The validation worker makes sure urls hadn't already been visited and avoids similar but non meaningful urls from being visited, as when dynamic urls generate part of the content and result in infinite content, example a calculator with url parameters for operations. It also enforces configuration settings to make sure we don't visit certain urls, based on depth and other parameters.
The content fetching workers make requests and store resulting content to the object storage.
The parsing workers, load the content from the object storage and extract any new urls that might be needed to be crawled or validated
The supervisors are multiple cron jobs assigned to each step. They take the jobs from the key/value DBs .To split the jobs, deterministic partitioning is done dividing the whole number of timedout jobs, jobs that are marked as unfinished after their timeout has exceeded, and push them back into the queues.
We choose a multi step pipeline approach with workers, rather than doing everything in a single step without message queues, for the processing scalability, additional debugging capabilities, decoupling and reproduceability.
We choose messageQueues vs Kafka as they achieve persistence, single processing of each job, good scalability by horizontal scaling while being lower in cost.
We choose a key/value storage sacrificing uneeded relation querying capabilities or complex objects as in a SQL or documentDB. For their lower cost and easiness of scaling, while being very fit for our use case, keeping track of a URL_PROCESSING_STATUS.

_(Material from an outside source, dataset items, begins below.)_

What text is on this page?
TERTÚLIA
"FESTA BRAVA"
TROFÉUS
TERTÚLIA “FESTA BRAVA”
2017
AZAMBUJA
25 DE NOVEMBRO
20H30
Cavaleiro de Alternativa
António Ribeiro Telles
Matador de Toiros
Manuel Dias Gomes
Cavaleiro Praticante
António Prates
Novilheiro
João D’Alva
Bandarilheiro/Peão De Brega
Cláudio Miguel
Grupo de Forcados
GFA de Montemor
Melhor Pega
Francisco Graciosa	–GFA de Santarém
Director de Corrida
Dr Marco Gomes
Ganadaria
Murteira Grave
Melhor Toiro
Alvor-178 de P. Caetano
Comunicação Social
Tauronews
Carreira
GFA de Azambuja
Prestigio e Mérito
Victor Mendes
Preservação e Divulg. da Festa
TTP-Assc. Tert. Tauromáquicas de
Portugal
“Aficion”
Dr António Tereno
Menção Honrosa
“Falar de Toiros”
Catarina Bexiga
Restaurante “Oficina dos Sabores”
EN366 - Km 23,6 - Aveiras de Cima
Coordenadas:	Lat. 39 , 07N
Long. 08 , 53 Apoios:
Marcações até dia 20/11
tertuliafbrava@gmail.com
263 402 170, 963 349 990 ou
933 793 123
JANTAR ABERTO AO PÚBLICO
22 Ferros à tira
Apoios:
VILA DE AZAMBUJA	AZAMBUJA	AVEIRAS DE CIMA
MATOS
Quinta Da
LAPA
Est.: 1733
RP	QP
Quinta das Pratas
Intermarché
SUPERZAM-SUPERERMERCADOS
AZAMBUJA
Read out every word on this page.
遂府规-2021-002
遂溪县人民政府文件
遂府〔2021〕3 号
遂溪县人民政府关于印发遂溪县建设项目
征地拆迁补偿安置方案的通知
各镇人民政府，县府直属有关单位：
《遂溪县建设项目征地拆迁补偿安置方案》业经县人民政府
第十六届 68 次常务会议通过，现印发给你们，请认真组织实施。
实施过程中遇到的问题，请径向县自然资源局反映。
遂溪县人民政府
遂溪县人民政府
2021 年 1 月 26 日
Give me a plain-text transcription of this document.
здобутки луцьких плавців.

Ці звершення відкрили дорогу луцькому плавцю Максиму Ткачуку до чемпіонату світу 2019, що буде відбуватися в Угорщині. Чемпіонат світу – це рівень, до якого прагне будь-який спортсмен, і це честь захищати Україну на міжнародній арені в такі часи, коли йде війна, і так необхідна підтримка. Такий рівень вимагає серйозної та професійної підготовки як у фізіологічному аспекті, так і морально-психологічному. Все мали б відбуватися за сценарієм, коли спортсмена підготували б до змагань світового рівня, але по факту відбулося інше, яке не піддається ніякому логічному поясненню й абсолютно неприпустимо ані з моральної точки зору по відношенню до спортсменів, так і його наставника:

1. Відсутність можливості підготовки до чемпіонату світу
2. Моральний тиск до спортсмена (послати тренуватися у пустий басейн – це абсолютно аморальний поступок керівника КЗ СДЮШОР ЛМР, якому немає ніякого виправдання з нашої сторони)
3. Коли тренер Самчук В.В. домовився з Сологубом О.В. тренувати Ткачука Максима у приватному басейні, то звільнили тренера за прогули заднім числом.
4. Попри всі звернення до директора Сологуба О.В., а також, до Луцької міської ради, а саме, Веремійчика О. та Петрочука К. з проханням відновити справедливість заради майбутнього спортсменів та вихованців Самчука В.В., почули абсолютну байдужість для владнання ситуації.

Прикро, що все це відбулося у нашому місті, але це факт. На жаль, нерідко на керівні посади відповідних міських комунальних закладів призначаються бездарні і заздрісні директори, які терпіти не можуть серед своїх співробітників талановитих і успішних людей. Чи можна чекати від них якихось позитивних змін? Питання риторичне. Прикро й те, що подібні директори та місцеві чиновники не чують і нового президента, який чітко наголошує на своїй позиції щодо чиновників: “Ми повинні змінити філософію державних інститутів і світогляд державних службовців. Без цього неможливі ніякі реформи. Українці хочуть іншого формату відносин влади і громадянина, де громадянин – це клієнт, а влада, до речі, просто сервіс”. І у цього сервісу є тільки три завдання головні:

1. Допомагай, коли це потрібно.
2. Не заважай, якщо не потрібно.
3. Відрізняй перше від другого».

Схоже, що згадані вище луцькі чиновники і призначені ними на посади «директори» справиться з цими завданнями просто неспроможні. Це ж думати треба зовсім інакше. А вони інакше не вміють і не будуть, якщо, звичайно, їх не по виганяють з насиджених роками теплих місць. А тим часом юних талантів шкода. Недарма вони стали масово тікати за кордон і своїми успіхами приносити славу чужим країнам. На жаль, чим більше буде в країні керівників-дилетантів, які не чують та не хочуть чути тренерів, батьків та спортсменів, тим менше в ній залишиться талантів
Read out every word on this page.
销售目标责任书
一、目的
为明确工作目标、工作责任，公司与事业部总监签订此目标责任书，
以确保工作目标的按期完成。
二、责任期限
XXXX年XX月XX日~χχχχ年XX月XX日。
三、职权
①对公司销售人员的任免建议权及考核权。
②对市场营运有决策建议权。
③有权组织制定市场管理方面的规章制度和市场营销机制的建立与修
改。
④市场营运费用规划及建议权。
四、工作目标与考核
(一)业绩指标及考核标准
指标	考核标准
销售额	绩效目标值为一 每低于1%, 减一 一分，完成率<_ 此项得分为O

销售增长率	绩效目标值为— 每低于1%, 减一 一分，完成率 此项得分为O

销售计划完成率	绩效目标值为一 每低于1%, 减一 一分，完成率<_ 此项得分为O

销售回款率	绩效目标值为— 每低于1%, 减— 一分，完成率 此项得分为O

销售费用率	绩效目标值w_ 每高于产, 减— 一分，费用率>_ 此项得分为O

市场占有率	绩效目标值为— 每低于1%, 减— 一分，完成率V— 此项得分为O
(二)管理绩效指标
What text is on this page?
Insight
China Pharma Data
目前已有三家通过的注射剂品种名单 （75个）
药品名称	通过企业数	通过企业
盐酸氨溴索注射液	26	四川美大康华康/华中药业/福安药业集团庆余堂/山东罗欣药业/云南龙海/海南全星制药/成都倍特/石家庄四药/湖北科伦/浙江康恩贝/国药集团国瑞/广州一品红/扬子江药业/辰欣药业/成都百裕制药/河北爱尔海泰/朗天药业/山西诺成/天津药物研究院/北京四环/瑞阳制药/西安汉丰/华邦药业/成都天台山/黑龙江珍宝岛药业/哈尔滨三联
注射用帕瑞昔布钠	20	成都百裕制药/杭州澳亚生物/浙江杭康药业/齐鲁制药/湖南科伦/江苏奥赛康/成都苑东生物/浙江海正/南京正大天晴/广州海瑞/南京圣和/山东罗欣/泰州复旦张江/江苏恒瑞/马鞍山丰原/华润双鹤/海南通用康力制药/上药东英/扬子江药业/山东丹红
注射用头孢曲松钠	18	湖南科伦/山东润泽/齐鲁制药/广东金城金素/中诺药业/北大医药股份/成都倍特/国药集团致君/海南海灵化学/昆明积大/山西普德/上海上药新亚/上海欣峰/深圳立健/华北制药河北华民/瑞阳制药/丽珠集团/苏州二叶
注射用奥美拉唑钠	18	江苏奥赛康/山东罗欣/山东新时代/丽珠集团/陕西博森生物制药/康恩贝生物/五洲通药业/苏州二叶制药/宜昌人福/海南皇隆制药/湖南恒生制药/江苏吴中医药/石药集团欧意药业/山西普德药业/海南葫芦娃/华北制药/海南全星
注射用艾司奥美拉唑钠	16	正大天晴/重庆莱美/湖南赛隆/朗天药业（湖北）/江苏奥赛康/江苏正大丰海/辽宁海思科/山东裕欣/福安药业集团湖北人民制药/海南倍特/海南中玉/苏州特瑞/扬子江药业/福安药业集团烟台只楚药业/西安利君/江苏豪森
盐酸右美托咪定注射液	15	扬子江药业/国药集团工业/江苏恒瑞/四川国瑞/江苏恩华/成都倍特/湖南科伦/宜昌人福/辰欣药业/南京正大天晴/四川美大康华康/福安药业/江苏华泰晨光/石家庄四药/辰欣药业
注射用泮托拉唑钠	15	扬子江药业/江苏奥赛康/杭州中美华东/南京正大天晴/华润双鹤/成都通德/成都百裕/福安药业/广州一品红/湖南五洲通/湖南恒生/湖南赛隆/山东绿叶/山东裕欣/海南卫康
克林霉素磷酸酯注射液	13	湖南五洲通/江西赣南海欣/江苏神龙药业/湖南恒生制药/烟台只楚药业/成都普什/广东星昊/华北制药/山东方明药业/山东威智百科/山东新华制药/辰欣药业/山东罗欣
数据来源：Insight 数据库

We use cron jobs vs an always running supervisor, to be able to deterministically split the load, scale horizontally and provide predictability. If the jobs where running all the time and not at the same time in fixed intervals, they would not be able to deterministically divide the jobs.
The key/value storage could fail in which case jobs would not be processable until it was back. This would affect only certain shards usually and the supervisors would schedule these back as soon as they are up.
If workers are unavailable the messageQueue keep the persistance.
If the messageQueues go down the key value storage keeps the job status which allows the supervisor to reschedule them once they are back.
If the supervisors themselves fail. The key/value DB state can be used to re-schedule the jobs once back.
In any case, even if the different pieces fully failed, which is harder as all components are horizontally scalable and decoupled. We can recover for errors and re-processing is not done.
We could dive deeper into how the content is fetched and streamed into and from the key/value storage. We could compress and abstract it before storage.
We could involve an analysis step as well as how when we delete content after processing once our web crawler is used for a particular use case.